In college, I attended a lecture about supertasters. First thing, the presenter handed these tiny strips to everyone attending the lecture. We were all told to put these strips on our tongue. I will tell you, this strip was extremely bitter and nasty and I about gagged! The strange thing was, as I looked around most people had a very mild reaction or no reaction whatsoever! There were a few bewildered students like me making grotesque faces and wondering what in the world was going on and why weren’t the rest of the attendees begging for water? I think this was a huge source of amusement for the presenter, who went on to say that if this strip tastes unbearably bitter and nasty, you are a supertaster, if the strip tastes slightly bitter, you are normal, and if the strip doesn’t evoke a reaction, then you are a nontaster. A supertaster has an unusually high number of taste-buds. About 25% of the population are supertasters, 50% are medium-tasters, and 25 are nontasters. Apparently, supertasters are more sensitive to bitter compounds in foods as well as fatty food textures. The theory goes that this is an evolutionary bonus and negative as well. Back in the day, sensitivity to bitter flavors helped distinguish poisonous plants thus allowing for better chances of survival. Also, supertasters (not all) tend to be thinner due to the sensitivities of experiencing more intense reaction to bitter, fatty, and even super-sweet foods. However, supertasters (again, not all) tend to avoid some bitter perceived foods such as broccoli and grapefruit and then miss out on the health benefits and are more susceptible to illness for that reason.
If you’d like to learn more about the chemical component used originally and now to test for supertasters, here is a great article from the New York Times in 1997: An excerpt from the article, “While all humans are born with an innate liking for sweets, supertasters find many sugary foods to be sickeningly sweet. Frosting is yucky. Saccharine has a strong aftertaste. Coffee is too bitter, and alcohol too sharp. Hot peppers and ginger produce an unpleasant burn. Food should be tepid.” For me, the majority of these statements are true. However, everyone is different and not all supertasters are the same. I have a sweet-tooth. For the most part, the sweets I eat are healthier versions and not overly sweet; I prefer cream cheese frosting and often scrape off the regular stuff. I cannot stand the fat in meat and so if a meat is fatty, I usually can’t get through more than a bite or two of it. I add milk to my coffee and for the most part think hard alcohol is nasty unless disguised by something (mmmm, rum cake!). I do like spicy foods though, so there’s my little quirk I guess. I can taste the heat, but I think it’s fun!
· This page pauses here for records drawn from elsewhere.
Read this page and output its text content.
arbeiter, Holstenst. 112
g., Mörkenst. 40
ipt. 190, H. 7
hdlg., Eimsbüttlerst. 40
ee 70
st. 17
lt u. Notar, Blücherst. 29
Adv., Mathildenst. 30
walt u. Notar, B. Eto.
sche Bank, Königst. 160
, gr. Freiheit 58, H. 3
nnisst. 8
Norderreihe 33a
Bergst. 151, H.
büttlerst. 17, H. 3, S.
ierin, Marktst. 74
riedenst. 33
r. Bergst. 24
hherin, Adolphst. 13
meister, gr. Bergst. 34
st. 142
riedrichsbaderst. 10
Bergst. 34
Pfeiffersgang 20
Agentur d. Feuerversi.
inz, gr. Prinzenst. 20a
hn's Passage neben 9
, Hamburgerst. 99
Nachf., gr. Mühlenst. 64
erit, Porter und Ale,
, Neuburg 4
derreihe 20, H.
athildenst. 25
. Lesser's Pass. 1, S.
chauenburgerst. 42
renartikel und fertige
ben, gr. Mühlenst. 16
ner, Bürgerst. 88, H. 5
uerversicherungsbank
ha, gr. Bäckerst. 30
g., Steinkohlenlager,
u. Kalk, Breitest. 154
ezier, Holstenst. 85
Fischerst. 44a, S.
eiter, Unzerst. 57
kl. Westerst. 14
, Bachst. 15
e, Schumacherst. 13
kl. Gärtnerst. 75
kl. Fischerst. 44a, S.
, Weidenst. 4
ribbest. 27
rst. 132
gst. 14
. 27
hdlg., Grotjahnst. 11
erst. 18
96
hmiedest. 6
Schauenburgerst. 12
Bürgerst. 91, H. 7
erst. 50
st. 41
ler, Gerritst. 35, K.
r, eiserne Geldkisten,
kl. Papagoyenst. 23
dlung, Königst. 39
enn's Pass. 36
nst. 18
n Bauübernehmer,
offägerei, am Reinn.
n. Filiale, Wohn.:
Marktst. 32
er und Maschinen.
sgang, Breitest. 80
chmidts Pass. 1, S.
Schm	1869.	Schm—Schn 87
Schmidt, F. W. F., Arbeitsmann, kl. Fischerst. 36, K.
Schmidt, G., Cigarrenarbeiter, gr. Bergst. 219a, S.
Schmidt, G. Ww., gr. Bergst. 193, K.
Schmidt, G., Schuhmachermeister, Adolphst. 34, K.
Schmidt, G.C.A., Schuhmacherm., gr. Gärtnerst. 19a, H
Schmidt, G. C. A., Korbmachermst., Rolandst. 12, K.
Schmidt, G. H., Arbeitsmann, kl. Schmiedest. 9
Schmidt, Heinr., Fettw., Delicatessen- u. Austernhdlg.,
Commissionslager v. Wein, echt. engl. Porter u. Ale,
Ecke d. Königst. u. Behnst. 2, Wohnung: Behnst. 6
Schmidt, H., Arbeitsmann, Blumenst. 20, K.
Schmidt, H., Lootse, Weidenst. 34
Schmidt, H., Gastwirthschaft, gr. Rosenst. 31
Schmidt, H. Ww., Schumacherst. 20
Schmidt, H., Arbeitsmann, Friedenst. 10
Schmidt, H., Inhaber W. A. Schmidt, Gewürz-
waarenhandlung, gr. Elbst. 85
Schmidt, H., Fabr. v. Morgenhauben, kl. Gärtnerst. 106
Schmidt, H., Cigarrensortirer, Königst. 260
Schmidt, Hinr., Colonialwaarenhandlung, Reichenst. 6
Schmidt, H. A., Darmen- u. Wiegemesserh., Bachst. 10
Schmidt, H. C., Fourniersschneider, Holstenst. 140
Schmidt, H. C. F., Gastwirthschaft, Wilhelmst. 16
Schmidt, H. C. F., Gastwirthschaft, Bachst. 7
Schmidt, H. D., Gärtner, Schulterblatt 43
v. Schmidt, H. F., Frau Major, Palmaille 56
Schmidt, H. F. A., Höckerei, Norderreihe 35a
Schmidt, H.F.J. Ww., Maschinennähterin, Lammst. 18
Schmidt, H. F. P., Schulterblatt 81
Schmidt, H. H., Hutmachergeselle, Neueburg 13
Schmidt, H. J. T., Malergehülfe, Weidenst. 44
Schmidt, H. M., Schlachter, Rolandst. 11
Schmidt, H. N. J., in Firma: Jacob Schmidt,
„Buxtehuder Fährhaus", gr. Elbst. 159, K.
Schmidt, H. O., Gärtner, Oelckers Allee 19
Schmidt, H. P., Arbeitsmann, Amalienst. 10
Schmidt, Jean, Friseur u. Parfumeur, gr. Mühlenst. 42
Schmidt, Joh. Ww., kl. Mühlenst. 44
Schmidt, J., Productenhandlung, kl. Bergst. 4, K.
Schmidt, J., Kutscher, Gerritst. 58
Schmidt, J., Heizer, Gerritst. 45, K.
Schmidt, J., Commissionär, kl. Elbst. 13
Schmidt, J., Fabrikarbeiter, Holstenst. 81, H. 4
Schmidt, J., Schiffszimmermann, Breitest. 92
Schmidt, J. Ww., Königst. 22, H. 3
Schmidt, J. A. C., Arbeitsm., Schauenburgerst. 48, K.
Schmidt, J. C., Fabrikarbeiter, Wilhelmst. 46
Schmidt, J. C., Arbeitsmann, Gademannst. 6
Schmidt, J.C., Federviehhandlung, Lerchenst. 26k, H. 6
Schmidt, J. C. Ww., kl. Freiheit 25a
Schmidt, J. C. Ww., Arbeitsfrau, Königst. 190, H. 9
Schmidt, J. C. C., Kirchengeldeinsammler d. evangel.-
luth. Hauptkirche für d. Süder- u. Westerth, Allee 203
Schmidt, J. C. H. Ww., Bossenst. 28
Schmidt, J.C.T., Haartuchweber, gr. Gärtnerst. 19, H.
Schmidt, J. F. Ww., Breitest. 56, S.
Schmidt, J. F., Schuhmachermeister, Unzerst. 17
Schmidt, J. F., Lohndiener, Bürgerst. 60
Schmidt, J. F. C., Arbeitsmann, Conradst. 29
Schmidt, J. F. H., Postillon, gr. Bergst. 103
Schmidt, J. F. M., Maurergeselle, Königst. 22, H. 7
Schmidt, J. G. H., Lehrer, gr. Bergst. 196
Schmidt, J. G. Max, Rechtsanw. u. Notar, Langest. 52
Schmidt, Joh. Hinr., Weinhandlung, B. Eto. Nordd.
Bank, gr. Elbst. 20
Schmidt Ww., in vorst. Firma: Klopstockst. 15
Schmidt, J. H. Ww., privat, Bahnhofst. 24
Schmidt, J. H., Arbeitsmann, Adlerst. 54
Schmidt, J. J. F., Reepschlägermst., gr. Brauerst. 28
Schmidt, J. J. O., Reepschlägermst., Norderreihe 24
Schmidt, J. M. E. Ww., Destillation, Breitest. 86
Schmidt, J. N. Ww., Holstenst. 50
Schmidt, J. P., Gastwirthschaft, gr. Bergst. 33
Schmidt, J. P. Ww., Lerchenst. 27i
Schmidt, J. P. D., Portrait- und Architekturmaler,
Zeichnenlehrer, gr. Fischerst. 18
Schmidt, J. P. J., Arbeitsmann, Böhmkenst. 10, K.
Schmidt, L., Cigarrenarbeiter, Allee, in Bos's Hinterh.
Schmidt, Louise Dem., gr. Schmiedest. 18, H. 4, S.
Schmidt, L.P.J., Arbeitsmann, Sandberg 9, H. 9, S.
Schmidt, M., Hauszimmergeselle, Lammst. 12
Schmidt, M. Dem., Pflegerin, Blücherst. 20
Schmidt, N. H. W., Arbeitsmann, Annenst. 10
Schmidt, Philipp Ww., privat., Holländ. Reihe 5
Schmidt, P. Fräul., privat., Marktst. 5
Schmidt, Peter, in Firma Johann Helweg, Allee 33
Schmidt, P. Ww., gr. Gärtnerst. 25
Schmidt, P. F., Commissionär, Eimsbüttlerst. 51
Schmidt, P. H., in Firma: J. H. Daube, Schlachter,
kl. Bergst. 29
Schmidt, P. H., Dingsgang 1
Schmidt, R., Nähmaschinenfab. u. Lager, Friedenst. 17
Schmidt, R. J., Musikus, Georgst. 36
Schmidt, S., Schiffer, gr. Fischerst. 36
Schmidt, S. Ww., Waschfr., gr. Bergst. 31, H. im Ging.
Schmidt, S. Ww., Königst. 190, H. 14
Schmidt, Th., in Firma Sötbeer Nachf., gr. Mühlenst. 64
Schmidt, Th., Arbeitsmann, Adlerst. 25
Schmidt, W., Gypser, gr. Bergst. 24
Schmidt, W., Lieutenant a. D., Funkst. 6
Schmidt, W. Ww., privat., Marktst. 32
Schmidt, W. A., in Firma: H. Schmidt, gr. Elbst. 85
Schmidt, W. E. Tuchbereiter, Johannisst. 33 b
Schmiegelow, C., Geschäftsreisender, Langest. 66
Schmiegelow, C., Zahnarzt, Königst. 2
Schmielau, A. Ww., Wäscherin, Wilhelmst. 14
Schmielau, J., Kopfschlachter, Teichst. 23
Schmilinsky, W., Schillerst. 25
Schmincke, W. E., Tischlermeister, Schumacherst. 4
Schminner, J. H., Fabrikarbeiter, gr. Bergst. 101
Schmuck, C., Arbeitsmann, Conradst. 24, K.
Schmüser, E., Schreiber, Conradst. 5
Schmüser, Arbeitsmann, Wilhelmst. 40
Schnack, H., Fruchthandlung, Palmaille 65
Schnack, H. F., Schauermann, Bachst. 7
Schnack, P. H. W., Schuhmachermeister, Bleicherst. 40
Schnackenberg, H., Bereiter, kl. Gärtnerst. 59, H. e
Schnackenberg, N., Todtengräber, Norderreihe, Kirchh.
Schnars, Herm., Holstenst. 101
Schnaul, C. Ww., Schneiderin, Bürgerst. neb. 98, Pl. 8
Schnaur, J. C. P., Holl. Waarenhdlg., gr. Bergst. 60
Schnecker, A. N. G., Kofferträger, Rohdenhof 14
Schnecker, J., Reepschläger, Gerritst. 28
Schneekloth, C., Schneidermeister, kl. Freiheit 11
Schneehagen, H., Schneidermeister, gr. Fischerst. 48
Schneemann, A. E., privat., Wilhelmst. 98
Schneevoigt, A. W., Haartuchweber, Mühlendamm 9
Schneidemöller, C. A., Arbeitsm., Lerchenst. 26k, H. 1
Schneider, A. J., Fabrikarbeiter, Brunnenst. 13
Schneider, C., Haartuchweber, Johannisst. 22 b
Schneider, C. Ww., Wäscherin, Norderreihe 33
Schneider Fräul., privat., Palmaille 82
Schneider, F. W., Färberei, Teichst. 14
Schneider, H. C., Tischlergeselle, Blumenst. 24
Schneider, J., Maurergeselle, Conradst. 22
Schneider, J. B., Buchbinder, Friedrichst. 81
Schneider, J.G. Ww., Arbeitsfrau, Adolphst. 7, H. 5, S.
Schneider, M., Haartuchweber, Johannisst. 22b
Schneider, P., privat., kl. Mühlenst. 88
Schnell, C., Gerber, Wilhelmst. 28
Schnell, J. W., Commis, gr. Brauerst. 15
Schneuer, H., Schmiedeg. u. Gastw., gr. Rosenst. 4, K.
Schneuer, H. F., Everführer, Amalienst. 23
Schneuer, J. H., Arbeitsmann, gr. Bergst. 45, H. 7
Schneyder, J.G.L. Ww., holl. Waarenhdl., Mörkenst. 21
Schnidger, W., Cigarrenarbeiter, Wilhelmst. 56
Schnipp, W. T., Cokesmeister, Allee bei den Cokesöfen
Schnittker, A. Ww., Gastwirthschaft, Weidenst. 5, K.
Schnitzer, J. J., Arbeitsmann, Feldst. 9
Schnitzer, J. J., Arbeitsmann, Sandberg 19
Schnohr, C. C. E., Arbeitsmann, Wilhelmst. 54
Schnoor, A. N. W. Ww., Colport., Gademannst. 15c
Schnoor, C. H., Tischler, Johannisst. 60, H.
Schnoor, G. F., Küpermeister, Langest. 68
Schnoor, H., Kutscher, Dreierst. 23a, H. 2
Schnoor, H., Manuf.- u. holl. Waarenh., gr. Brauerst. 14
Supertasters do not have superior taste-buds, just more sensitivities due to more papillae (taste-buds). If you’re a woman and have ever gotten pregnant, you may have noticed your sensitivities increase. That is your body trying to protect itself from illness from you and your child. You probably experienced a supertaster year! I swear that ever since I got pregnant two years ago, my tastebuds got even more sensitive than before, and it never truly went away. I preferred being less sensitive personally. It’s easier! However perhaps I should be thankful for this because maybe I’m a food nut due to all those extra tastebuds? Either way, the supertaster phenomenon is pretty interesting to me, and if you’re curious, you can always purchase a test strip on the internet or dye your mouth blue: http://www.slashfood.com/2006/01/22/are-you-a-supertaster/
Maybe I’ll like stevia when I’m older.